Blow it out good with air and let it dry for a while and then test it
BTW, I did take one apart several years ago. It wasn't hard. I never
bothered to put it back together again tho!
On Fri, 18 May 2018 15:07:00 -0400
"Mike aka KC2WVB" <rb5363@...> wrote:
Thanks for addressing this issue, Daniel
I would show a picture of the encoder but I removed it. It's only a
few wires with yellow being a raduino ground that goes to the middle
pin out on the three pin out side. Yellow also goes to the top pin
out when viewing the encoder from its non-shaft side and the two pin
outs are on the left side of the encoder. Red then attaches below
yellow on the two pin out side and the remaining black and brown
wires attach to the top and bottom pin outs on the three pin out
side. Here it really does not matter because if you switch black and
brown you get reverse direction but I placed black on top and brown
on the bottom when looking at the encoder from behind and with the
three pin outs on the right side.
However, remember even if the push feature was perfect the rotary
feature of the encoder was only operating half correctly. I.e. the
pin out for the brown wire stayed at a constant high state while
rotating the shaft in any direction. I think it was 4.54 volts dc.

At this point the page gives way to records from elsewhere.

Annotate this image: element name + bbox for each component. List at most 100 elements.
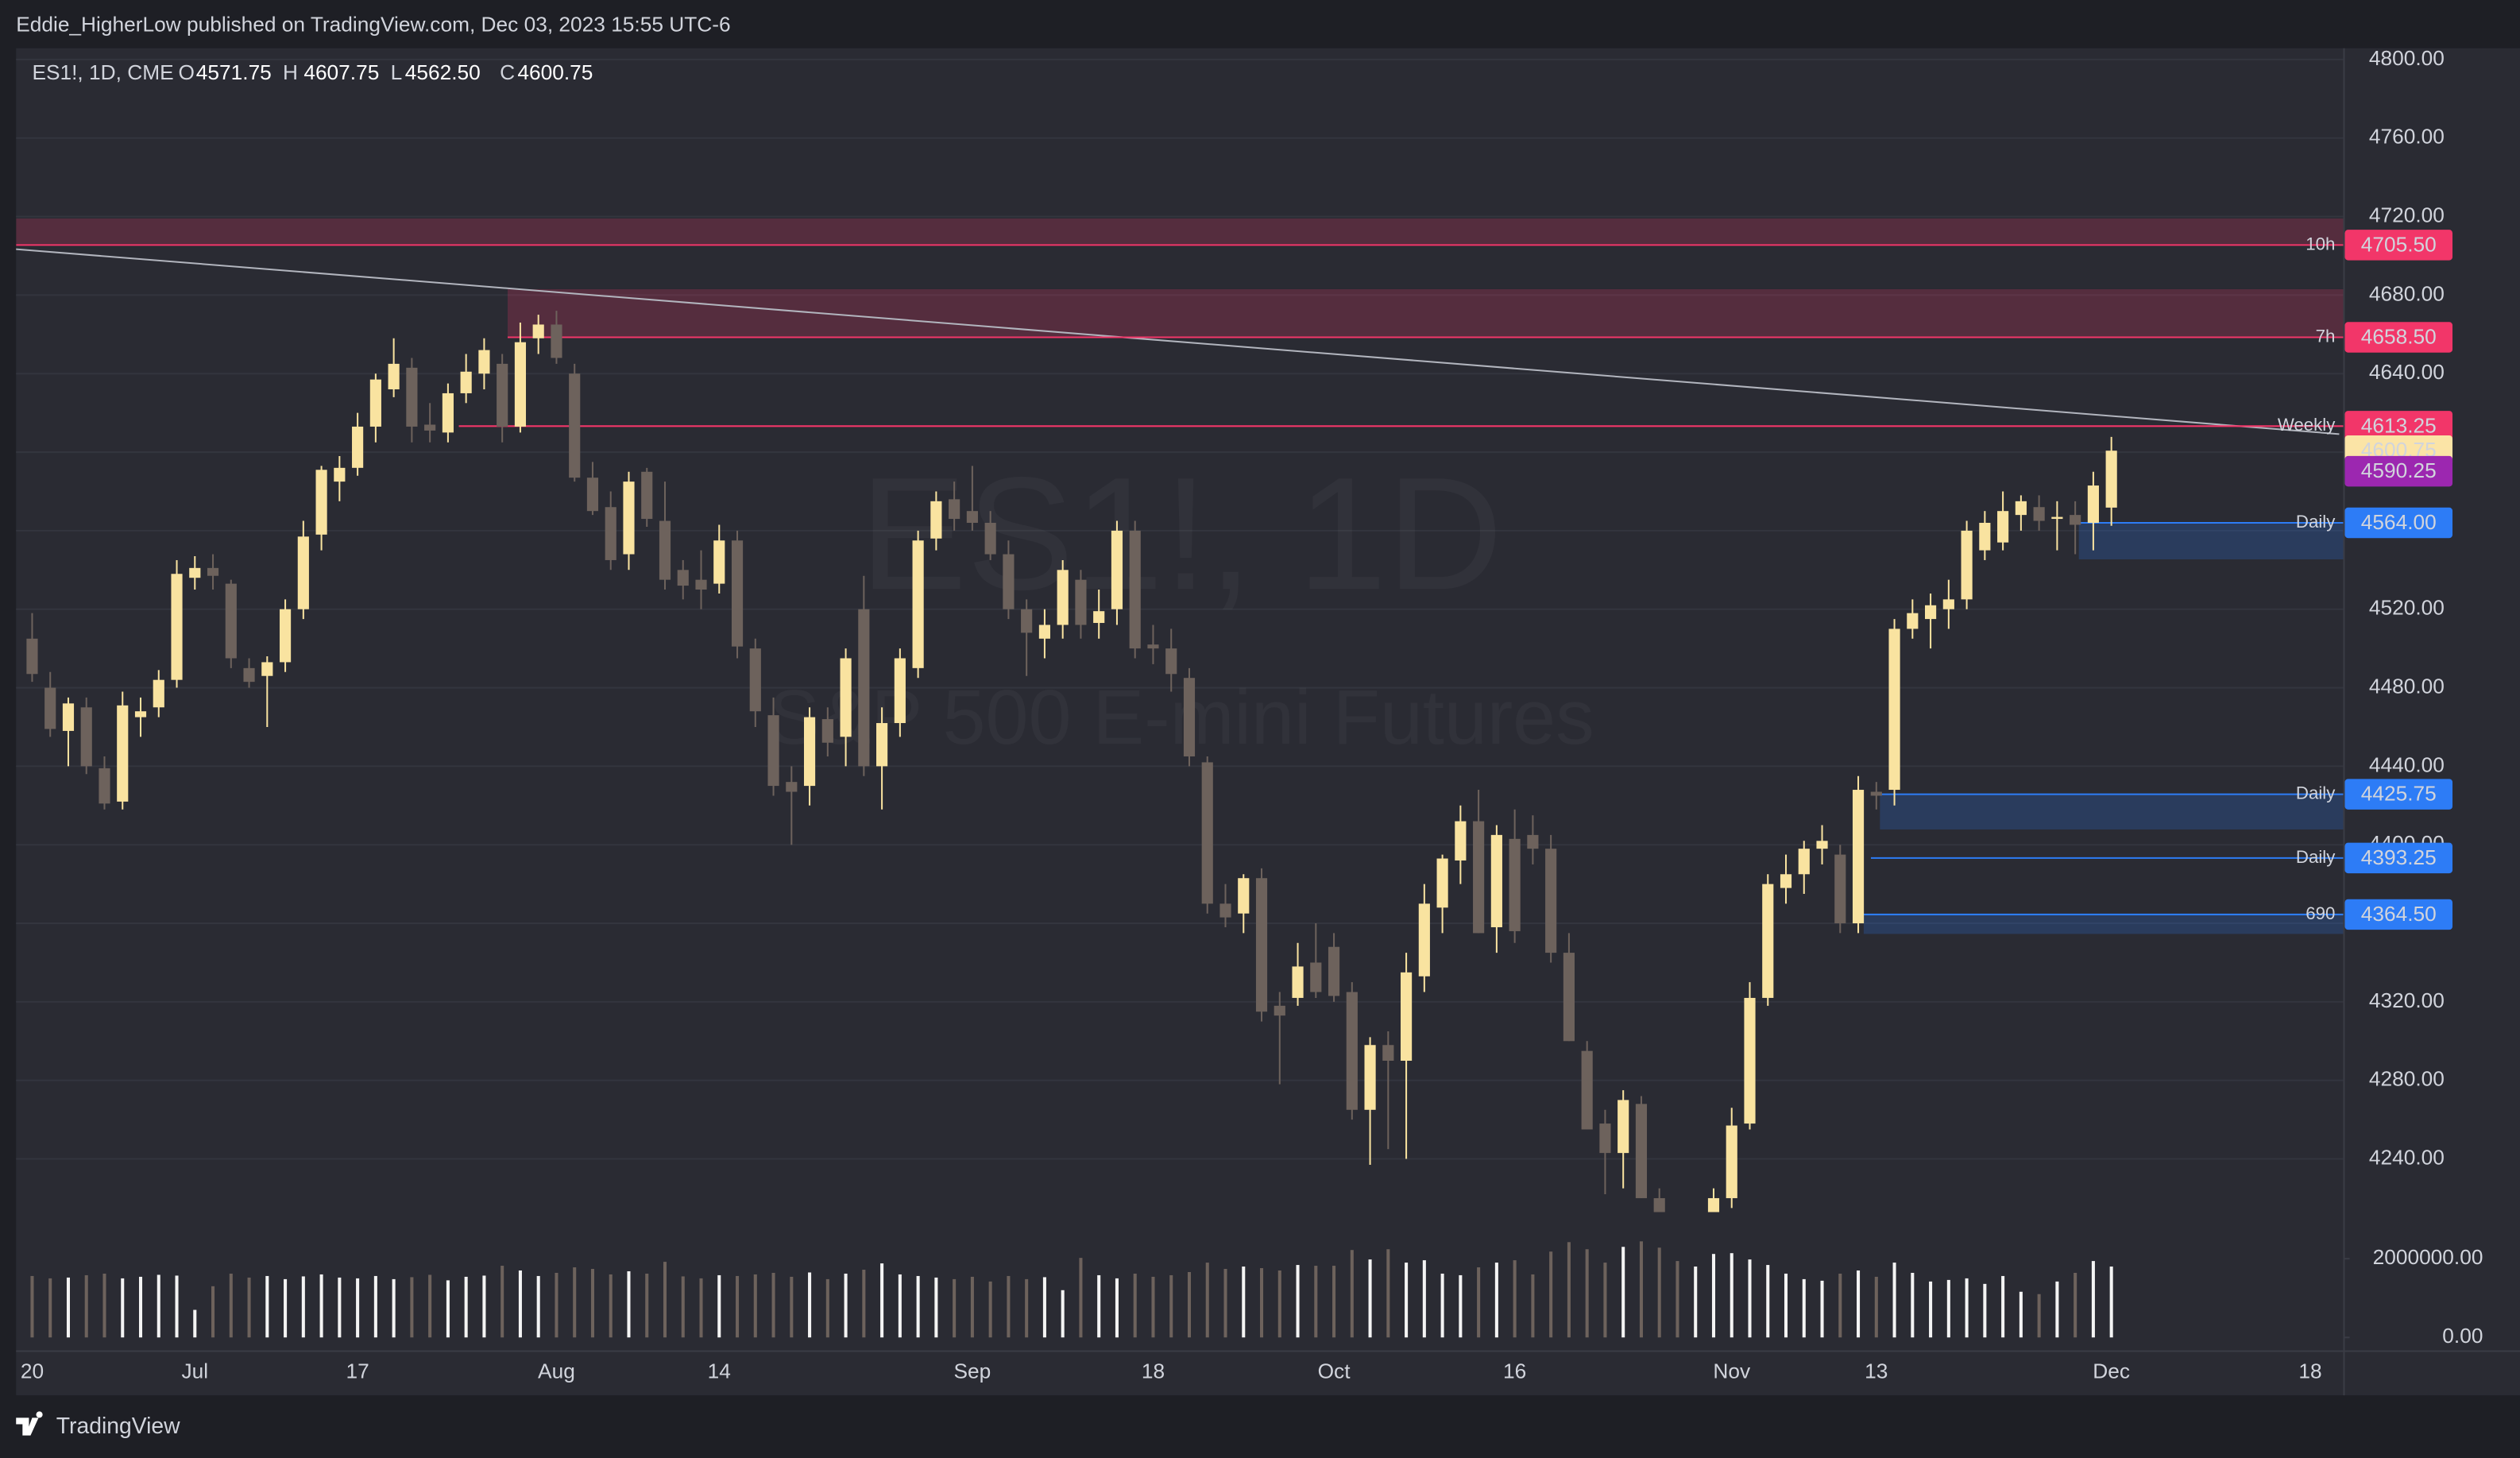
candle-body [1870, 791, 1882, 796]
x-tick-label: Aug [538, 1359, 575, 1383]
publisher-line: Eddie_HigherLow published on TradingView… [16, 12, 730, 36]
y-tick-label: 4800.00 [2369, 46, 2445, 70]
candle-body [1255, 878, 1268, 1012]
price-label-box [2344, 899, 2453, 930]
volume-bar [392, 1278, 396, 1338]
x-tick-label: 18 [1142, 1359, 1165, 1383]
candle-body [1780, 874, 1792, 888]
volume-bar [1694, 1267, 1698, 1338]
zone [1863, 914, 2344, 934]
candle-body [1527, 834, 1539, 849]
volume-bar [2091, 1261, 2095, 1338]
ohlc-legend: ES1!, 1D, CME O 4571.75 H 4607.75 L 4562… [32, 60, 593, 84]
candle-body [1292, 966, 1304, 998]
trendline [16, 248, 2340, 435]
candle-body [1490, 834, 1502, 927]
volume-bar [1494, 1263, 1498, 1338]
candle-body [803, 717, 816, 787]
volume-bar [1730, 1253, 1733, 1338]
volume-bar [1477, 1267, 1481, 1338]
candle-body [134, 711, 147, 717]
y-tick-label: 4480.00 [2369, 674, 2445, 698]
volume-bar [1531, 1274, 1535, 1338]
x-tick-label: Sep [954, 1359, 991, 1383]
candle-body [2105, 451, 2117, 508]
candle-body [44, 687, 56, 729]
volume-bar [1151, 1276, 1155, 1338]
x-tick-label: Nov [1713, 1359, 1751, 1383]
volume-bar [2001, 1275, 2005, 1338]
price-label: 4425.75 [2361, 782, 2437, 806]
candle-body [153, 679, 164, 708]
logo-mark [16, 1411, 43, 1436]
candle-body [695, 579, 707, 590]
level-name: Daily [2296, 847, 2336, 867]
candle-body [1924, 605, 1937, 620]
volume-bar [1513, 1260, 1517, 1338]
volume-bar [573, 1267, 577, 1338]
volume-bar [970, 1276, 974, 1338]
candle-body [1834, 854, 1846, 924]
candle-body [840, 658, 852, 737]
volume-bar [1133, 1273, 1137, 1338]
candle-body [677, 570, 689, 586]
x-tick-label: Dec [2093, 1359, 2130, 1383]
candle-body [966, 511, 978, 524]
candle-body [243, 667, 255, 683]
candle-body [1618, 1100, 1629, 1154]
ohlc-label: L [391, 60, 403, 84]
volume-bar [1115, 1278, 1119, 1338]
volume-bar [138, 1276, 143, 1338]
candle-body [189, 567, 201, 578]
candle-body [1057, 570, 1069, 625]
candle-body [767, 715, 779, 787]
y-tick-label: 4240.00 [2369, 1145, 2445, 1169]
candle-body [949, 499, 960, 520]
candle-body [1942, 599, 1954, 609]
volume-bar [555, 1272, 558, 1338]
candle-body [1907, 613, 1919, 629]
candle-body [786, 782, 798, 792]
volume-bar [482, 1275, 486, 1338]
symbol: ES1!, 1D, CME [32, 60, 173, 84]
level-name: 10h [2305, 234, 2335, 253]
candle-body [478, 350, 490, 374]
volume-bar [1838, 1273, 1842, 1338]
volume-bar [1965, 1278, 1969, 1338]
volume-bar [356, 1278, 360, 1338]
volume-bar [1766, 1265, 1770, 1338]
volume-bar [1459, 1274, 1463, 1338]
candles [26, 311, 2117, 1212]
volume-bar [1621, 1247, 1625, 1338]
candle-body [334, 467, 346, 482]
volume-bar [1169, 1274, 1173, 1338]
zone [1880, 794, 2344, 830]
ohlc-label: H [283, 60, 298, 84]
volume-bar [338, 1277, 342, 1338]
candle-body [1093, 611, 1105, 624]
candle-body [1762, 884, 1774, 998]
x-tick-label: 14 [708, 1359, 731, 1383]
volume-bar [66, 1277, 70, 1338]
candle-body [1418, 903, 1430, 977]
candle-body [1744, 997, 1756, 1124]
volume-bar [736, 1275, 740, 1338]
volume-bar [717, 1274, 721, 1338]
price-label: 4364.50 [2361, 902, 2437, 926]
candle-body [1545, 849, 1557, 953]
grid [16, 58, 2344, 1160]
candle-body [1563, 953, 1575, 1042]
volume-bar [1296, 1265, 1300, 1338]
volume-bar [663, 1262, 667, 1338]
candle-body [424, 424, 436, 431]
volume-bar [1405, 1263, 1409, 1338]
ohlc-value: 4600.75 [517, 60, 593, 84]
candle-body [1888, 628, 1900, 791]
candle-body [912, 540, 924, 668]
volume-bar [1260, 1268, 1264, 1338]
candle-body [171, 574, 183, 680]
candle-body [369, 379, 381, 427]
candle-body [1274, 1005, 1285, 1016]
volume-bar [916, 1275, 920, 1338]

The push feature under a voltage test was erratic, so much so that I
don't really know how to easily verbalize its behavior. Regardless, I
should have something other than strictly two items that read "Band
Select" without an ability to select a band and "Press to Confirm"
which is not meaningful if a band is not able to be selected when the
encoder shaft is pushed inward. As a matter of fact there is a host
of menu items that are selectable by the encoder but it is not
presumably letting me in.
I am 99% certain the encoder that came with the kit was meant to be
in the manufacturers trash pile and I will know for certain the
encoder is the only issue my kit has when the new encoders arrive,
most likely, Monday.
I am building the sister radio, BitX 40, now. It does not use a rotary
encoder to tune the radio, rather it uses a 10K potentiometer. I
suppose this is because it being a single band radio needs not a menu
function that allows the operator to make changes. I am thinking,
until the new encoder arrives I can probably get some tuning along
the band its stuck on, ie 40 meters, by using a 10K potentiometer in
lieu of the encoder. What do you think of the Idea??
Thanks for your interest.
On May 18, 2018 2:03 PM, "Daniel Conklin" <@W2DLC>
Mike, It appears to be doing what it's supposed to do when you press
it. Post a photo of the back showing how you have it wired.